In this section, we explore various ways to index, slice, and filter Numpy arrays, demonstrating the flexibility and power of Numpy for data manipulation.

**Basic Indexing**: We start with a one-dimensional array, `array1`, created using `np.arange()`. Accessing individual elements through indexing is straightforward; indexes start at 0, so `array1[2]` refers to the third element. We also explore accessing elements from the end using negative indexes.

In [None]:
array1 = np.arange(start=1, stop=10)
print('array1:', array1)

value = array1[2]
print('value:',value)
print(type(value))

In [None]:
print('Last element:', array1[-1], ', Second to last element:', array1[-2])

In [None]:
# print(array1[-10])

**Modifying Elements**: Modifying array elements is as simple as accessing them. For example, changing the first and last elements of `array1` demonstrates how mutable Numpy arrays are.

In [None]:
array1[0] = 9
array1[-1] = 0
print('array1:',array1)

**Multidimensional Array Indexing**: With a 2D array, we illustrate accessing elements with row and column indexes, e.g., `array2d[0, 0]`.

In [None]:
array1d = np.arange(start=1, stop=10)
array2d = array1d.reshape(3, 3)
print(array2d)

print('Value at (row=0, col=0):', array2d[0, 0])
print('Value at (row=0, col=1):', array2d[0, 1])
print('Value at (row=1, col=0):', array2d[1, 0])
print('Value at (row=2, col=2):', array2d[2, 2])

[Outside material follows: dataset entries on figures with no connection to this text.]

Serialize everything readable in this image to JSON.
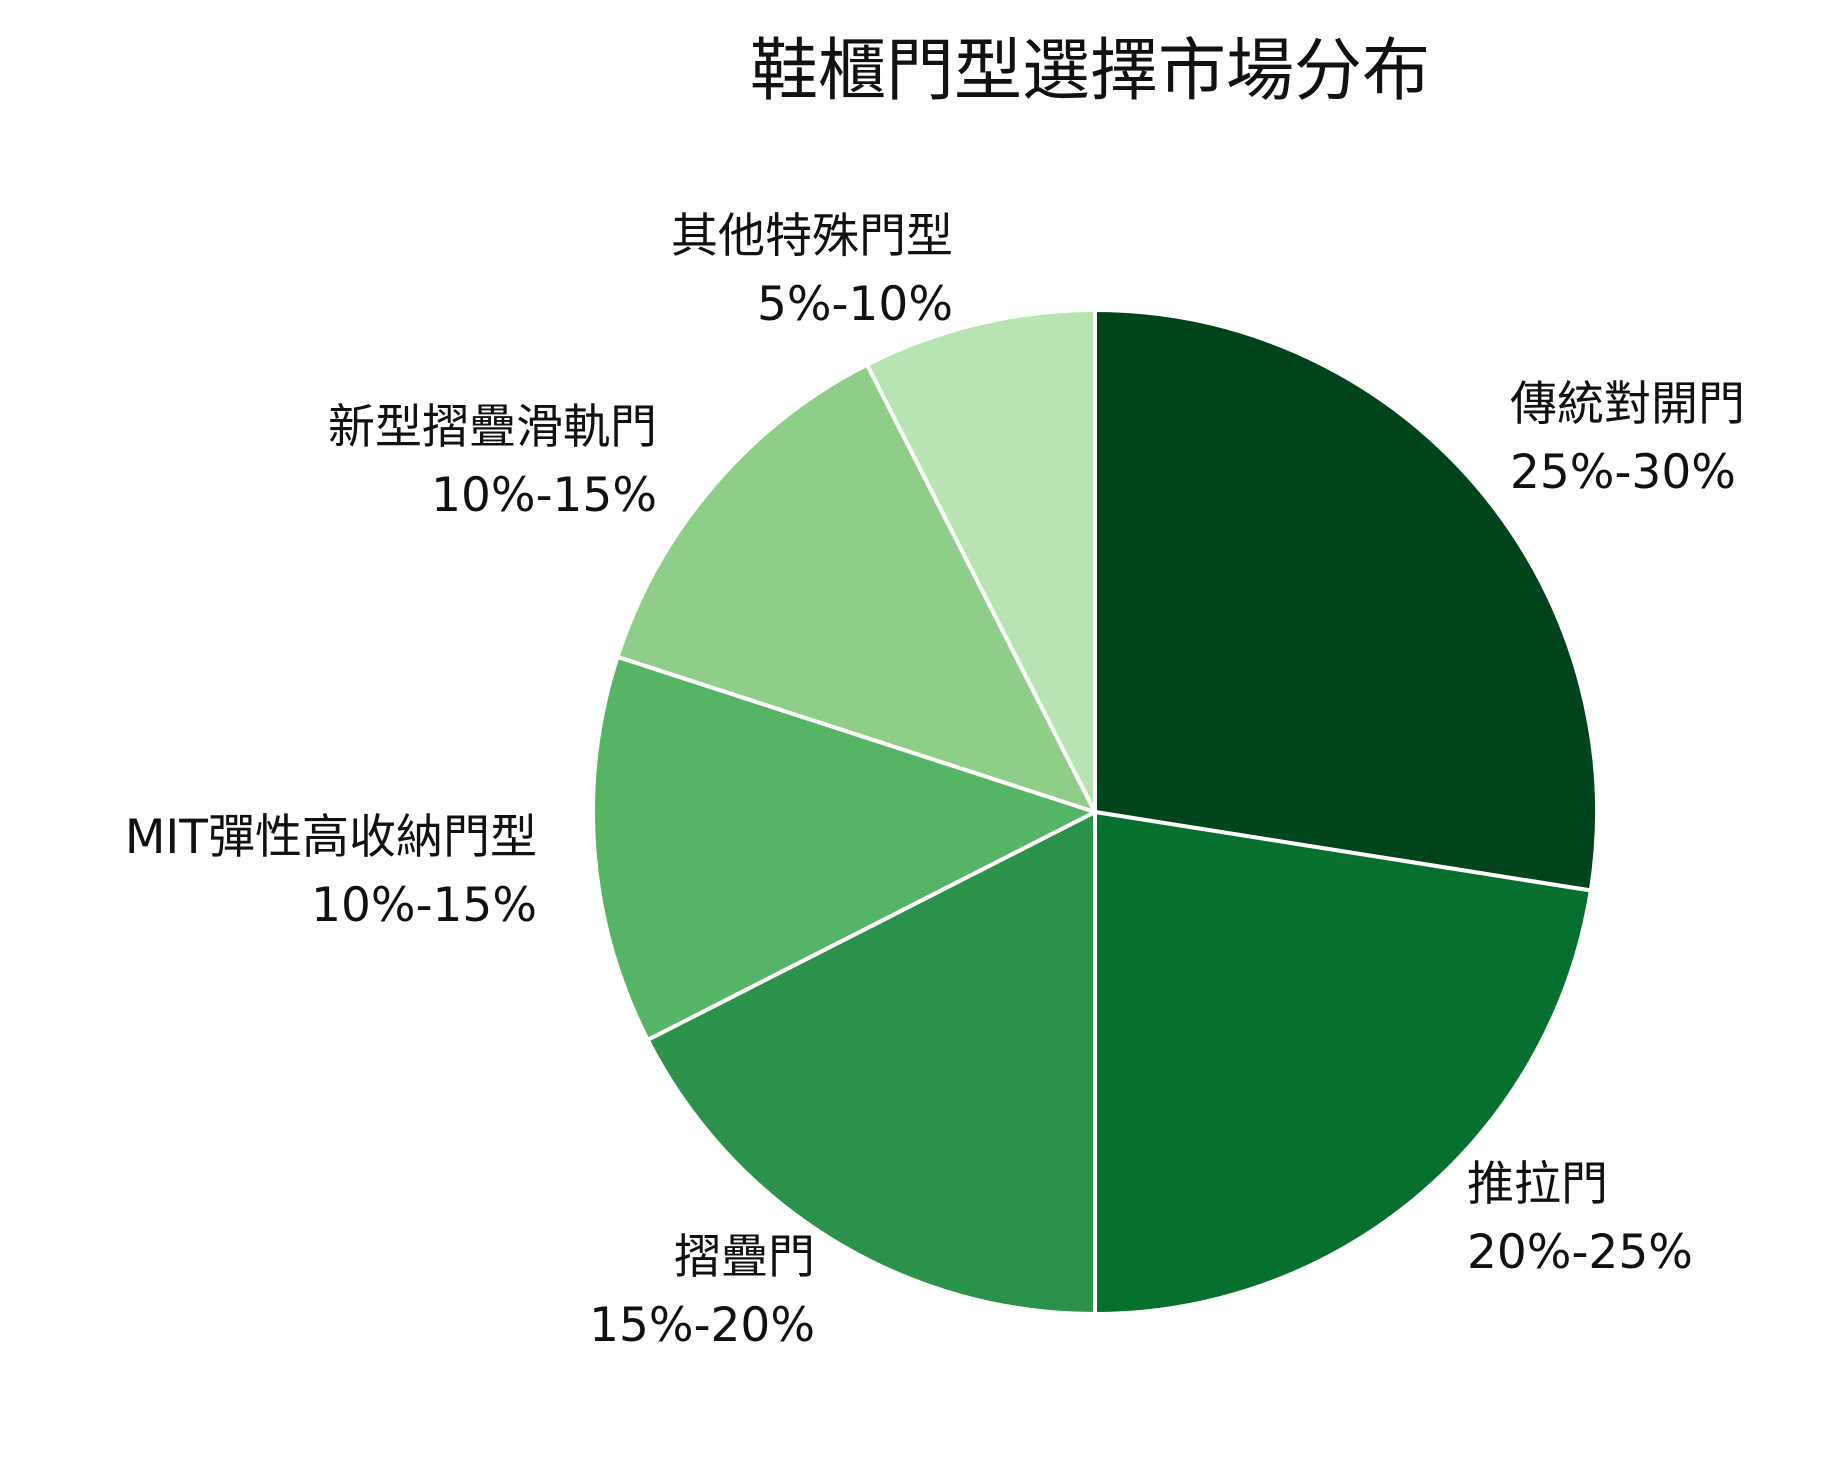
{
  "chart_data": {
    "type": "pie",
    "title": "鞋櫃門型選擇市場分布",
    "legend": "none",
    "slices": [
      {
        "name": "傳統對開門",
        "range_label": "25%-30%",
        "value": 27.5,
        "color": "#00441b"
      },
      {
        "name": "推拉門",
        "range_label": "20%-25%",
        "value": 22.5,
        "color": "#06702f"
      },
      {
        "name": "摺疊門",
        "range_label": "15%-20%",
        "value": 17.5,
        "color": "#2b924b"
      },
      {
        "name": "MIT彈性高收納門型",
        "range_label": "10%-15%",
        "value": 12.5,
        "color": "#56b467"
      },
      {
        "name": "新型摺疊滑軌門",
        "range_label": "10%-15%",
        "value": 12.5,
        "color": "#8fce89"
      },
      {
        "name": "其他特殊門型",
        "range_label": "5%-10%",
        "value": 7.5,
        "color": "#b8e3b2"
      }
    ]
  }
}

**Slicing**: Slicing in Numpy is similar to slicing in standard Python lists but extends to multiple dimensions. We can select a range of elements and apply slicing to select subarrays.

In [None]:
array1 = np.arange(start=1, stop=10)
print(array1)
array2 = array1[0:3]
print(array2)
print(type(array2))

In [None]:
array1 = np.arange(start=1, stop=10)
array3 = array1[:3]
print(array3)

array4 = array1[3:]
print(array4)

array5 = array1[:]
print(array5)

In [None]:
array1d = np.arange(start=1, stop=10)
array2d = array1d.reshape(3, 3)
print('array2d:\n',array2d)

print('array2d[0:2, 0:2] \n', array2d[0:2, 0:2])
print('array2d[1:3, 0:3] \n', array2d[1:3, 0:3])
print('array2d[1:3, :] \n', array2d[1:3, :])
print('array2d[:, :] \n', array2d[:, :])
print('array2d[:2, 1:] \n', array2d[:2, 1:])
print('array2d[:2, 0] \n', array2d[:2, 0])
print('array2d[:5, 0] \n', array2d[:5, 0])

In [None]:
print(array2d[0])
print(array2d[1])
print('array2d[0] shape:', array2d[0].shape, 'array2d[1] shape:', array2d[1].shape)

In [None]:
array1d = np.arange(start=1, stop=10)
array2d = array1d.reshape(3, 3)
print(array2d)

array1 = array2d[[0,2]]
print('array2d[[0,2]] => ',array1.tolist())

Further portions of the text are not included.